Linda Fairstein Sues Netflix, Ava DuVernay Over ‘When They See Us’

by Yah Yah
Ava DuVernay

Linda Fairstein, a former prosecutor who was portrayed in the Ava DuVernay-directed Netflix docuseries When They See Us, has formally sued both the streaming site and DuVernay.

In a lawsuit filed on Wednesday, Fairstein alleges that she and her office were defamed by the series.

“In the film series, which Defendants have marketed and promoted as a true story, Defendants depict Ms. Fairstein — using her true name — as a racist, unethical villain who is determined to jail innocent children of color at any cost,” the suit alleges.

Fairstein, who was one of the lead prosecutors in the infamous Central Park Five case, faced backlash over her handling of the case, which saw five Black teens spend time in prison for a crime that they did not commit.

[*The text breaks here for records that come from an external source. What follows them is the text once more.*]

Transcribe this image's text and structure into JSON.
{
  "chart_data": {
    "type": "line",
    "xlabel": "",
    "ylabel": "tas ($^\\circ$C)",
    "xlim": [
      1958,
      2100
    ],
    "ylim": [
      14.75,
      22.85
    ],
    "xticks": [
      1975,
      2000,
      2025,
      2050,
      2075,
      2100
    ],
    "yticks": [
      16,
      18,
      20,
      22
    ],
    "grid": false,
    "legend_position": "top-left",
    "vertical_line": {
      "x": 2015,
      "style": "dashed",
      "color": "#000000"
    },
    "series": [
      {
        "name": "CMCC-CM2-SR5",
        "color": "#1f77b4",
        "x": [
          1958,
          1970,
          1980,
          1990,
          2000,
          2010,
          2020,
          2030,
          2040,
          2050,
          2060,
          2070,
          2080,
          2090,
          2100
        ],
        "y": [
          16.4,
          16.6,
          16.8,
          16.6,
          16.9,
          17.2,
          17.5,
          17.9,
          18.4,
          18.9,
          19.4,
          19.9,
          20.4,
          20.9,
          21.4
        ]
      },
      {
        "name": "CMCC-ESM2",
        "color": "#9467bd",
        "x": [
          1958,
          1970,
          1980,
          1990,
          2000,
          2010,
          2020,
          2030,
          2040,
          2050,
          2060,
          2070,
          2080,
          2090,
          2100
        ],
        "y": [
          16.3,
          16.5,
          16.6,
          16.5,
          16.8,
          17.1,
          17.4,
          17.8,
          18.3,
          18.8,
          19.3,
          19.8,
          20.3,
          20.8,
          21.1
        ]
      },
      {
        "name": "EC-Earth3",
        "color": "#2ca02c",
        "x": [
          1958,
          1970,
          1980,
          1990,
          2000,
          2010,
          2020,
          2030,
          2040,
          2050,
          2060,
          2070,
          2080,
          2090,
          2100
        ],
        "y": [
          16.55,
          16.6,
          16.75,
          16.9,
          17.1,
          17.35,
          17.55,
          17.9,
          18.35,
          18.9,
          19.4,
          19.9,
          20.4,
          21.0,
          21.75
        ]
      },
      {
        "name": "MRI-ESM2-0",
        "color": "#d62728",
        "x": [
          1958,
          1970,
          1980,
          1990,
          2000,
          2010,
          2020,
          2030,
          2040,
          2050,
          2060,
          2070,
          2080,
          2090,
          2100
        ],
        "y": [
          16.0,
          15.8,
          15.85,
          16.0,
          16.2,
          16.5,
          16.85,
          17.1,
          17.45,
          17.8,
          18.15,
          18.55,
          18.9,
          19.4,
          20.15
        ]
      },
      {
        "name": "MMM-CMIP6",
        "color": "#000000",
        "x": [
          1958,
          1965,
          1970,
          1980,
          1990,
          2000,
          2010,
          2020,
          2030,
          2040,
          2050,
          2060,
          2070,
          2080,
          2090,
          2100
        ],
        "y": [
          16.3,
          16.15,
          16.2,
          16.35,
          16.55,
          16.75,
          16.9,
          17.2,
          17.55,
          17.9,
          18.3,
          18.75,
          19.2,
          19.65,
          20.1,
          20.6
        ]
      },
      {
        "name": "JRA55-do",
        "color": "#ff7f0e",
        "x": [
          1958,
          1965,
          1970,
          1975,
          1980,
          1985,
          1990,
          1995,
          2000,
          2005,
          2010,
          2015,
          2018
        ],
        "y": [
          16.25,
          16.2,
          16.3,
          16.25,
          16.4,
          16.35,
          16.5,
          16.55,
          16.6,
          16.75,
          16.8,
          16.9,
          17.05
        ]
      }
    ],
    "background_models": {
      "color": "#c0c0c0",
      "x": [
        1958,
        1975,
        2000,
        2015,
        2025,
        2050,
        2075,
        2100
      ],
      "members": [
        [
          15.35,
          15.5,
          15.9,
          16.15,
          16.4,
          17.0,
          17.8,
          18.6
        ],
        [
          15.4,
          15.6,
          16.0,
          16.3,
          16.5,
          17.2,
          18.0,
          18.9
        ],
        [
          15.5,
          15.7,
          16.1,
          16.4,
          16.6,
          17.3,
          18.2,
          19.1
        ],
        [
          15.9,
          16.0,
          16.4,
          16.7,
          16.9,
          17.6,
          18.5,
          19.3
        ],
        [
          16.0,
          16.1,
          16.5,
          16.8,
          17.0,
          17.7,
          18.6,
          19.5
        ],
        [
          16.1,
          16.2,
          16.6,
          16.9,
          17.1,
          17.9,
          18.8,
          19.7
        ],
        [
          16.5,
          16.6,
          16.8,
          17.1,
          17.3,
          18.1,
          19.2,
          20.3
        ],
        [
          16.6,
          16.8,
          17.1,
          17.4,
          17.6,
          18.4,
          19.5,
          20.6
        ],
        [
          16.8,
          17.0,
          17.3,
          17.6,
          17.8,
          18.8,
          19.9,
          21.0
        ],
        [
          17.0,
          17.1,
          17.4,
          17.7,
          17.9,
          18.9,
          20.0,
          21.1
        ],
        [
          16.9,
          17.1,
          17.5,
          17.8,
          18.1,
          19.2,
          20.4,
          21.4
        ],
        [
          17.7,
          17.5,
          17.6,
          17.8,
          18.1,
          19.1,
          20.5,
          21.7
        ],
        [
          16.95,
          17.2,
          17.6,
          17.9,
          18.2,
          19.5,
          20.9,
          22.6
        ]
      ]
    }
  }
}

“It’s a basket of lies,” she told The Daily Beast in June 2019, calling the docuseries “a totally and completely untrue picture of events and my participation,” including “putting words in my mouth that I never said in Oliver Stone fashion.”

The same month she penned an op-ed for the Wall Street Journal slamming the four-part series.

So it is with filmmaker Ava DuVernay in the Netflix miniseries “When They See Us,” a series so full of distortions and falsehoods as to be an outright fabrication,” Fairstein wrote.

“It shouldn’t have been hard for Ms. DuVernay to discover the truth. The facts of the original case are documented in a 117-page decision by New York State Supreme Court Justice Thomas Galligan, in sworn testimony given in two trials and affirmed by two appellate courts, and in sworn depositions of more than 95 witnesses—including the five themselves. Instead she has written an utterly false narrative involving an evil mastermind (me) and the falsely accused (the five),” Fairstein wrote in a blatant attempt to redirect the narrative.

Raymond Santana, Kevin Richardson, Korey Wise, Yusef Salaam, and Antron McCray—were wrongfully convicted for the 1989 rape of 28-year-old Trisha Meili despite there being a significant lack against them. The teens spent between six and 13 years behind bars where they were brutally beaten and raped. In 2002 Matias Reyes confessed to the rape of Mieli in 2002. Their convictions were vacated by New York Supreme Court Justice Charles J. Tejada on December 19, 2002.

The suit continues, “Throughout the film series, Ms. Fairstein is portrayed as making statements that she never said, taking actions that she did not take — many of them racist and unethical, if not unlawful — in places that she never was on the days and times depicted,” the suit states. “On a number of occasions, Ms. Fairstein is portrayed using inflammatory language, referring to young men of color as ‘thugs,’ ‘animals’ and ‘bastards,’ that she never used.”

Fairstein remains in full victim mode. We’re not sure how she’s going to prove defamation, but it’s all in the judge’s hands now.